The most permissive variant. The attacker chooses attribute or item access at every step and can use either atomic for the final write. This is the only variant documented before our work, and it covers the canonical recursive-merge bug pattern (Program A from the taxonomy overview).

def update(obj, data):
    for k, v in data.items():
        if isinstance(v, dict):
            if isinstance(obj, dict):
                update(obj[k], v)
            else:
                update(getattr(obj, k), v)
        else:
            if isinstance(obj, dict):
                obj[k] = v
            else:
                setattr(obj, k, v)

Observed in: pydash (set_), Azure CLI (set_properties), and django-unicorn (set_property_value).

Agnostic-Get × Item-Set

The traversal is mixed, but the final write is always an item assignment. There are two ways this is exploitable.

The first is when the final target is a dict-like, such as __globals__, os.environ, or sys.modules, where obj[k] = v directly modifies the entry.

def assign(obj, path, val):
    for k in path[:-1]:
        obj = obj[k] if isinstance(obj, dict) else getattr(obj, k)
    obj[path[-1]] = val

The second is when the target is a general object with a writable __dict__. In that case the agnostic traversal lets the attacker step into __dict__ and the final item-write becomes an attribute write, because a.v = x is semantically equivalent to a.__dict__["v"] = x. This means Agnostic-Get × Item-Set has the same effective capability as Agnostic-Get × Dual-Set: any attribute set reachable by the latter can be re-encoded as an item set on __dict__ by the former.
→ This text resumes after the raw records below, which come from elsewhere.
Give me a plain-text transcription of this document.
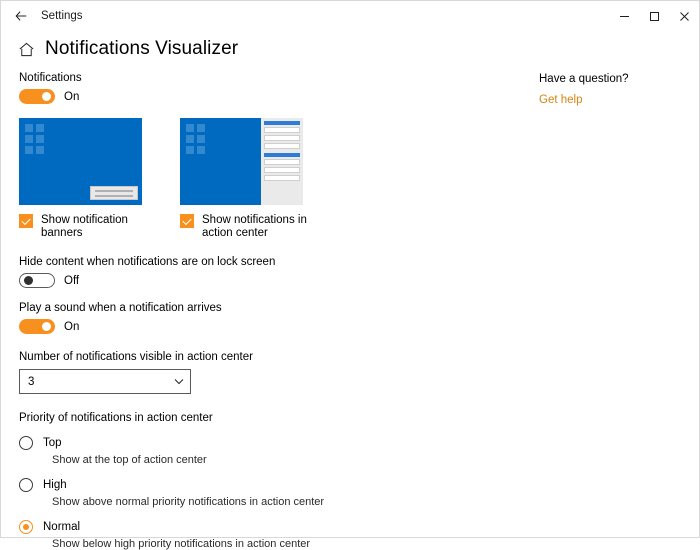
Settings
Notifications Visualizer
Notifications
On
Show notification banners
Show notifications in action center
Hide content when notifications are on lock screen
Off
Play a sound when a notification arrives
On
Number of notifications visible in action center
3
Priority of notifications in action center
Top
Show at the top of action center
High
Show above normal priority notifications in action center
Normal
Show below high priority notifications in action center
Have a question?
Get help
Observed in: see the Collection for confirmed cases.

Agnostic-Get × Attr-Set

The attacker can mix attribute and item access during traversal, but the final write is always an attribute assignment. The dual-namespace traversal lets the attacker reach a class or module, and then the program forces an attribute write at the sink.

def assign(obj, path, val):
    for k in path[:-1]:
        obj = obj[k] if isinstance(obj, dict) else getattr(obj, k)
    setattr(obj, path[-1], val)

Observed in: see the Collection for confirmed cases.

Constrained-Get × Dual-Set

Single-atomic traversal, typically getattr only, with both setattr and obj[k] = v available as the sink. The branch that picks between the two writes is usually based on the target type.

def assign(obj, path, val):
    for part in path[:-1]:
        obj = getattr(obj, part)
    if isinstance(obj, dict):
        obj[path[-1]] = val
    else:
        setattr(obj, path[-1], val)

Observed in: Google Mesop (_recursive_update_dataclass_from_json_obj).

Constrained-Get × Attr-Set

The most prevalent variant in our scan. The program walks an attribute chain via getattr and ends with setattr. This is the shape of Program B from the taxonomy overview, and it is easy to introduce by accident in any “deep set by dotted path” helper.

def deep_set(obj, dotted, val):
    parts = dotted.split(".")
    for p in parts[:-1]:
        obj = getattr(obj, p)
    setattr(obj, parts[-1], val)

Observed in: Taipy (_attrsetter).

Constrained-Get × Item-Set

Single-atomic traversal followed by an item write. Pure item-only walks rarely escape their container, so this variant most commonly appears when the constrained traversal uses attribute access to reach a module or class and only the final write is constrained to item form.

def assign(obj, path, val):
    for part in path[:-1]:
        obj = getattr(obj, part)
    obj[path[-1]] = val

Observed in: see the Collection for confirmed cases.